Sure appears as though Larry Summers likes ordering around women — and he appears to have a temper when he is told “no.”

Larry Summers

Summers’ debate with Hubbard

Summers was the flashpoint of a recent closed door debate with the conservative dean of Columbia University’s business school, Glen Hubbard. The private event, hosted at the Greenwich, CT mansion of well known hedge fund executive Steve Cohen and reported by Fox Business News, covered financial reform, “Obamacare” and taxes – but likely avoided the real issues that matter in Summers’ past.

On this night Summers wasn’t shy about displaying his personality by doing something rarely done to male Federal Reserve Chairmen. Summers, a stalwart of the big banking elite from the start of derivatives deregulation in 1998, was openly critical of the sitting Fed Chairwoman Janet Yellen, calling out her recent comments that certain sectors of the stock market may be in a bit of a bubble.

Summers didn’t need to call out Yellen’s encroachment into stock picking territory – it had been well covered and generally acknowledged as a misstep. The question is would the man who was turned down as Fed Chairman in favor of Yellen have done that to a man?

Summers never publicly called out former Fed bosses Ben Bernanke or Alan Greenspan despite their much more serious missteps? Were his vocal cords not working when the Fed Chairmen made what are publicly documented mistakes?

Is a different standard at play?

Consider in Summers history he has made many missteps that should be part of any debate but likely wasn’t even brought up in polite company.  In fact, the powerful have seldom called him out despite his numerous benchmarks in the history of derivatives catastrophes.

Summers humiliated Brooksley Born

We could highlight the obvious Brooksley Born hit. This is where Summers is documented to have worked at the reported behest of the largest banks to remove Born in humiliating fashion as CFTC Chairwoman because she only asked for information on the unregulated derivatives that would ultimately blow up the economy.

Summers was said to have treated Born in a demeaning fashion, which is the polite language for what actually happened.

But that’s the easy story to tell.

Perhaps the more significant story is to put the proper frame around the man who can be considered responsible for the derivatives disasters of past, present and future is his time spent at Harvard University working as a trader… er… I mean school president.  During his tenure Summers was credited with losing $1.8 billion on wrong way derivatives trades – on interest rates.

Consider that Summers wanted to manage interest rates at the Fed, but had no clue about interest rate direction. But what’s even worse, he was warned.

Dr. Iris Mack, now a well-known derivatives expert teaching at Tulane University, was an up and coming derivatives wiz kid in a very unusual sense.  She is a smart, beautiful, African-American woman – a triple whammy in the clubby derivatives industry, where both females and African-Americans are in short supply among the trading ranks.

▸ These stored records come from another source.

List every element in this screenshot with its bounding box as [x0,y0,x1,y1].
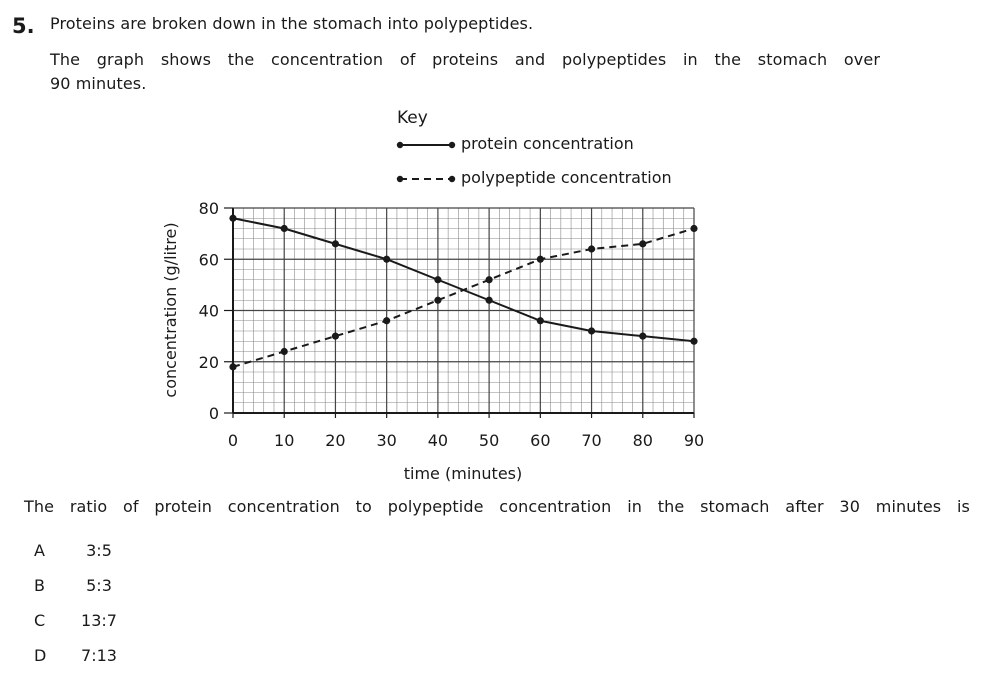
legend-title: Key [397,108,428,128]
legend-label-protein: protein concentration [461,134,634,153]
data-point-polypeptide [331,332,340,340]
legend-marker-polypeptide-end [448,175,456,183]
x-tick-label: 20 [325,431,345,450]
option-c-value: 13:7 [81,611,117,630]
data-point-polypeptide [434,296,442,304]
x-tick-label: 70 [581,431,601,450]
data-point-protein [280,224,288,233]
option-a-value: 3:5 [86,541,112,560]
series-line-polypeptide [232,227,695,368]
question-intro: Proteins are broken down in the stomach … [50,14,534,33]
series-lines [232,217,695,368]
data-point-polypeptide [229,363,237,371]
data-point-protein [229,214,237,222]
x-tick-label: 30 [376,431,396,450]
x-tick-labels: 0 10 20 30 40 50 60 70 80 90 [228,413,704,450]
y-tick-label: 20 [199,353,219,372]
y-axis-label: concentration (g/litre) [161,222,180,397]
data-point-protein [383,255,391,263]
option-b-value: 5:3 [86,576,112,595]
y-tick-labels: 0 20 40 60 80 [199,199,233,423]
data-point-protein [536,317,544,325]
data-point-protein [331,240,340,248]
option-c[interactable]: C 13:7 [34,611,124,630]
option-b-letter: B [34,576,45,595]
data-point-protein [434,276,442,284]
legend-marker-protein-start [396,141,404,149]
question-description-line2: 90 minutes. [50,74,147,93]
x-axis-label: time (minutes) [404,464,522,483]
option-b[interactable]: B 5:3 [34,576,124,595]
question-number: 5. [12,14,35,38]
data-point-polypeptide [383,317,391,325]
option-d-value: 7:13 [81,646,117,665]
x-tick-label: 60 [530,431,550,450]
x-tick-label: 40 [428,431,448,450]
option-a[interactable]: A 3:5 [34,541,124,560]
legend-marker-protein-end [448,141,456,149]
data-point-protein [639,332,647,340]
data-point-protein [587,327,596,335]
x-tick-label: 10 [274,431,294,450]
series-points [229,214,698,371]
data-point-protein [485,296,493,304]
legend: Key protein concentration polypeptide co… [396,108,672,187]
x-tick-label: 80 [633,431,653,450]
option-d-letter: D [34,646,47,665]
option-d[interactable]: D 7:13 [34,646,124,665]
data-point-polypeptide [485,276,493,284]
data-point-protein [690,337,698,345]
data-point-polypeptide [690,224,698,233]
x-tick-label: 0 [228,431,238,450]
x-tick-label: 90 [684,431,704,450]
y-tick-label: 80 [199,199,219,218]
legend-marker-polypeptide-start [396,175,404,183]
data-point-polypeptide [587,245,596,253]
data-point-polypeptide [536,255,544,263]
data-point-polypeptide [639,240,647,248]
y-tick-label: 0 [209,404,219,423]
major-grid [232,207,695,414]
data-point-polypeptide [280,347,288,356]
question-description-line1: The graph shows the concentration of pro… [50,50,880,69]
option-c-letter: C [34,611,46,630]
legend-label-polypeptide: polypeptide concentration [461,168,672,187]
option-a-letter: A [34,541,45,560]
y-tick-label: 60 [199,250,219,269]
x-tick-label: 50 [479,431,499,450]
question-stem: The ratio of protein concentration to po… [24,497,970,516]
y-tick-label: 40 [199,302,219,321]
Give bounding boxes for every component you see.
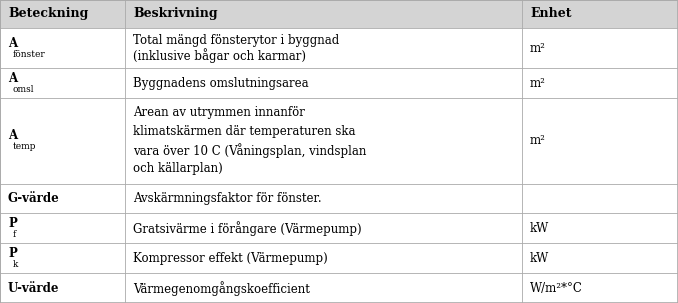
Text: Avskärmningsfaktor för fönster.: Avskärmningsfaktor för fönster. xyxy=(134,192,322,205)
Text: (inklusive bågar och karmar): (inklusive bågar och karmar) xyxy=(134,48,306,63)
Text: A: A xyxy=(8,36,17,49)
Text: Värmegenomgångskoefficient: Värmegenomgångskoefficient xyxy=(134,281,311,295)
Text: temp: temp xyxy=(12,142,36,151)
Bar xyxy=(0,184,678,213)
Bar xyxy=(0,28,678,68)
Bar xyxy=(0,68,678,98)
Bar xyxy=(0,98,678,184)
Text: vara över 10 C (Våningsplan, vindsplan: vara över 10 C (Våningsplan, vindsplan xyxy=(134,143,367,158)
Text: W/m²*°C: W/m²*°C xyxy=(530,281,583,295)
Text: G-värde: G-värde xyxy=(8,192,60,205)
Text: fönster: fönster xyxy=(12,49,45,58)
Text: m²: m² xyxy=(530,134,546,147)
Text: Total mängd fönsterytor i byggnad: Total mängd fönsterytor i byggnad xyxy=(134,34,340,47)
Text: kW: kW xyxy=(530,222,549,235)
Text: Kompressor effekt (Värmepump): Kompressor effekt (Värmepump) xyxy=(134,252,328,265)
Text: och källarplan): och källarplan) xyxy=(134,162,223,175)
Bar xyxy=(0,243,678,273)
Text: omsl: omsl xyxy=(12,85,34,94)
Text: kW: kW xyxy=(530,252,549,265)
Text: m²: m² xyxy=(530,42,546,55)
Text: klimatskärmen där temperaturen ska: klimatskärmen där temperaturen ska xyxy=(134,125,356,138)
Text: A: A xyxy=(8,129,17,142)
Text: m²: m² xyxy=(530,77,546,90)
Text: Byggnadens omslutningsarea: Byggnadens omslutningsarea xyxy=(134,77,309,90)
Text: f: f xyxy=(12,230,16,239)
Text: P: P xyxy=(8,217,17,230)
Text: U-värde: U-värde xyxy=(8,281,60,295)
Text: k: k xyxy=(12,260,18,269)
Bar xyxy=(0,273,678,303)
Bar xyxy=(0,213,678,243)
Text: Gratsivärme i förångare (Värmepump): Gratsivärme i förångare (Värmepump) xyxy=(134,221,362,236)
Text: Beteckning: Beteckning xyxy=(8,7,88,20)
Text: Enhet: Enhet xyxy=(530,7,572,20)
Bar xyxy=(0,0,678,28)
Text: Arean av utrymmen innanför: Arean av utrymmen innanför xyxy=(134,106,305,119)
Text: P: P xyxy=(8,247,17,260)
Text: Beskrivning: Beskrivning xyxy=(134,7,218,20)
Text: A: A xyxy=(8,72,17,85)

But it was Mack who warned Summers about his impending derivatives implosion with Harvard’s money. It was a logical warning, backed by mathematical analysis and exposure ratios, according to sources involved in the incident.

But the advice was ignored. Perhaps it was because she was female the risk management discussion was avoided, perhaps it was the color of her skin, or perhaps Summers just couldn’t believe that unregulated derivatives, the backbone of his existence, could betray him.  Who knows. Getting into a traders head during a derivatives implosion is a scary place.

Summers lashes back on risk management discussion

What is clear is that Summers didn’t just politely ignore the risk management discussion.  He lashed back, giving Mack a beatdown that appeared to go past the humiliation felt by Born.

Mack recovered and went on to form, a math and financial literacy educational organization,  in-between international assignments, book writing and teaching.

Life changing derivatives implosions are a part of life – trust me, I know.  Typically when a derivatives trader losses billions, however, it changes their direction. But not Larry. His direction was pre-ordained. Larry knew how to deliver for the big banks.

Ultimately he would get the nod to become the next Fed zar. It was said the real nod didn’t come from Washington DC, but it came from New York City during July, as I reported, before Obama’s final fall decision to cede to the popular revolt that had taken place among reformers when Summers was nominated.

To reformers who know the inside story, Summers’ name is like fingernails on a chalk board yet the stories he inspires to be told, typically occurring after hours with a drink in one hand, are the most interesting.

What to watch for next?

Hillary Clinton is having a campaign fundraiser in the Hamptons on August 22.  Jon Corzine of MF Global infamy is co-hosting the event.  Perhaps Larry and Jon can get together and discuss the planning leading up to the Brooksley Born hit, a time when Corzine was president of Goldman Sachs.

Or perhaps they can both just laugh at how they control the system and can’t be held accountable by anyone.